3D printing is one of the new business trends for last couple of years. Many entrepreneurs already find this amazing business idea implementable as it doesn’t require super expensive equipment. 3D printing is used in many industries, from entertainment to manufacturing. The market of 3D printing is expected to grow. Thus, sales of 3D printers, among other IT products, are expected to grow 95% by 2017.

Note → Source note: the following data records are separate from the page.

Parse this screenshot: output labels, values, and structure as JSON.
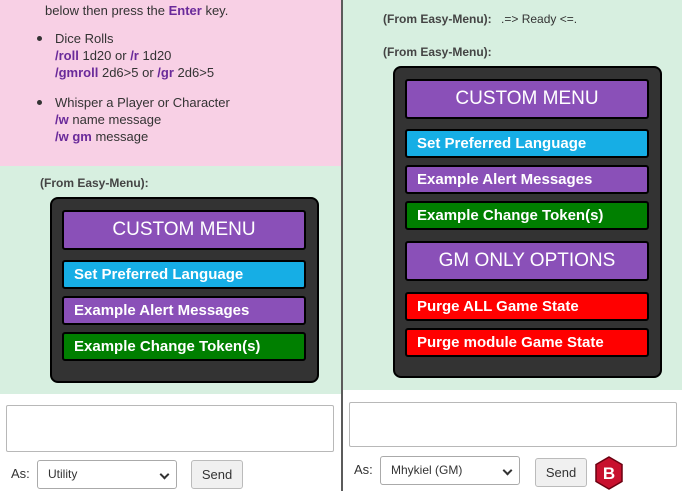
{
  "colors": {
    "pink_bg": "#f8d0e5",
    "chat_green": "#d7efe0",
    "menu_dark": "#333333",
    "purple": "#8a50b8",
    "blue": "#16aee5",
    "green": "#007f00",
    "red": "#ff0000",
    "keyword_purple": "#6a2a9a"
  },
  "left": {
    "help": {
      "intro_pre": "below then press the",
      "intro_key": "Enter",
      "intro_post": "key.",
      "items": [
        {
          "title": "Dice Rolls",
          "line1_cmd1": "/roll",
          "line1_arg1": "1d20 or",
          "line1_cmd2": "/r",
          "line1_arg2": "1d20",
          "line2_cmd1": "/gmroll",
          "line2_arg1": "2d6>5 or",
          "line2_cmd2": "/gr",
          "line2_arg2": "2d6>5"
        },
        {
          "title": "Whisper a Player or Character",
          "line1_cmd1": "/w",
          "line1_arg1": "name message",
          "line2_cmd1": "/w gm",
          "line2_arg1": "message"
        }
      ]
    },
    "message": {
      "sender": "(From Easy-Menu):",
      "header": "CUSTOM MENU",
      "buttons": [
        {
          "label": "Set Preferred Language",
          "color": "#16aee5"
        },
        {
          "label": "Example Alert Messages",
          "color": "#8a50b8"
        },
        {
          "label": "Example Change Token(s)",
          "color": "#007f00"
        }
      ]
    },
    "as_label": "As:",
    "as_value": "Utility",
    "send_label": "Send"
  },
  "right": {
    "status": {
      "sender": "(From Easy-Menu):",
      "text": ".=> Ready <=."
    },
    "message": {
      "sender": "(From Easy-Menu):",
      "header1": "CUSTOM MENU",
      "buttons1": [
        {
          "label": "Set Preferred Language",
          "color": "#16aee5"
        },
        {
          "label": "Example Alert Messages",
          "color": "#8a50b8"
        },
        {
          "label": "Example Change Token(s)",
          "color": "#007f00"
        }
      ],
      "header2": "GM ONLY OPTIONS",
      "buttons2": [
        {
          "label": "Purge ALL Game State",
          "color": "#ff0000"
        },
        {
          "label": "Purge module Game State",
          "color": "#ff0000"
        }
      ]
    },
    "as_label": "As:",
    "as_value": "Mhykiel (GM)",
    "send_label": "Send",
    "badge_letter": "B"
  }
}
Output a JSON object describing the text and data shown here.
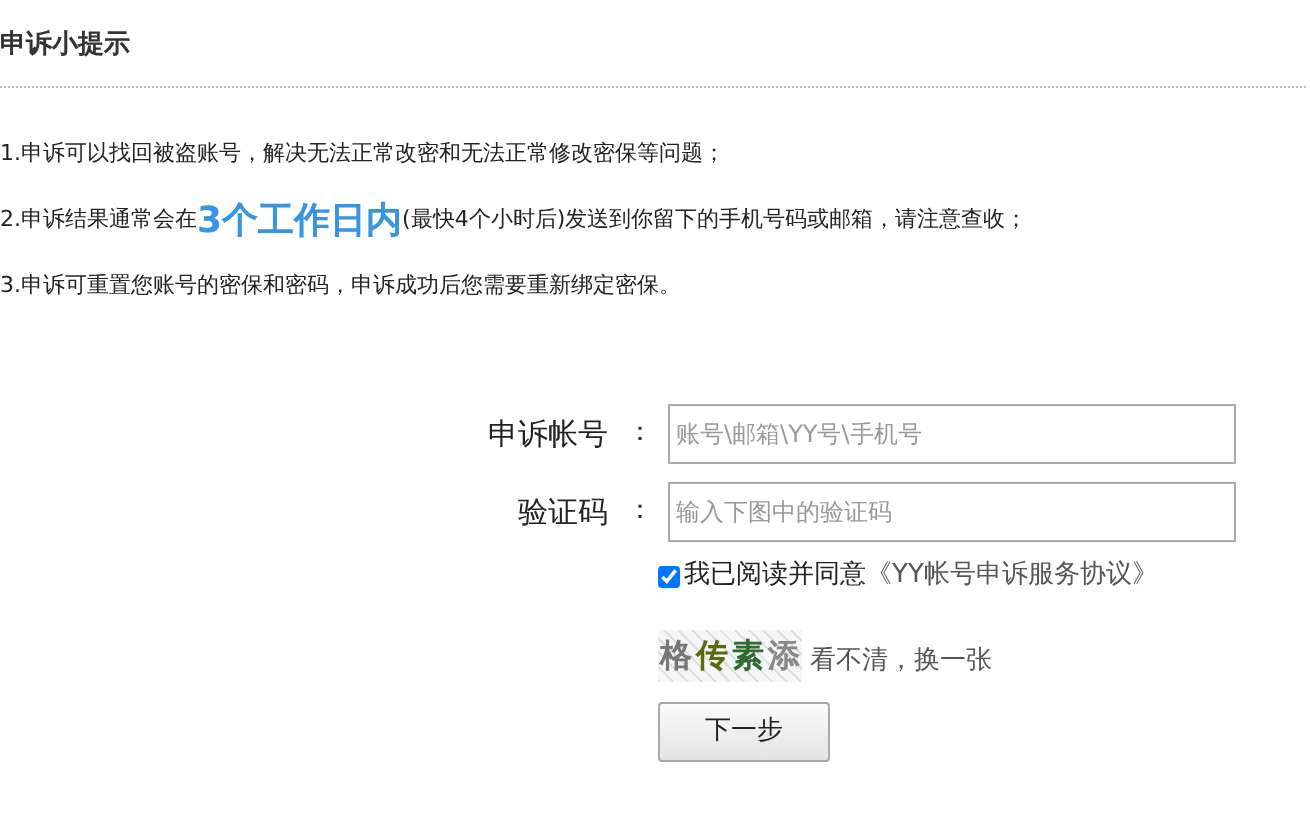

3D technologies play an important role in modern life. They are rather complex which is why their development is time-consuming. In Great Britain, CEL offers an affordable 3DHub-based 3D printer Robox designed in Amsterdam. New 3D printing technologies enable people to create products using various materials – clothing, jewelry, tableware, toys, etc.
How 3d printing works?
3D printing opens lots of new commercial opportunities. For example, using special software, they can scan a person’s foot and 3D print a shoe for it that fits perfectly. Andiamo, a healthtech company, uses 3D scanning and 3D printing to provide better orthopedic services to children. Due to the growing demand for 3D printing services, a 3D printer repair center has been opened in London.
The University of Oxford, the main developer of 3D technology, has allocated 4 million pounds to support its product launch and concluded contracts with multiple distributors from different countries.
In 3D printing, successive layers of powder are formed under computer control to create an object. To ensure that the powdered material is sintered but not just glued together, 3D printers are equipped with industrial lasers enabling to create objects in different shapes and sizes, from small precision components to bigger customized items for large industrial companies. With Robox printers, models can be printed in a wide range of materials and colors.
According to Chris Elsworthy, the Robox creator and CEL founder, 3D printers will be implemented in education in order to develop manufacturing design. To quote, “As we move into 2015, I expect education and the shift towards big brands offering designs online to be major drivers of consumer 3D printer uptake. As printers get better and more affordable, we’ll start to see more printers in schools, which will drive a focus on design skills and manufacturing on the syllabus.”
This could have economic benefits for the UK and the whole world. 3D printing business ideas are already taking shape, and it’s quite possible that in the future there will appear an independent industry based on this new business model.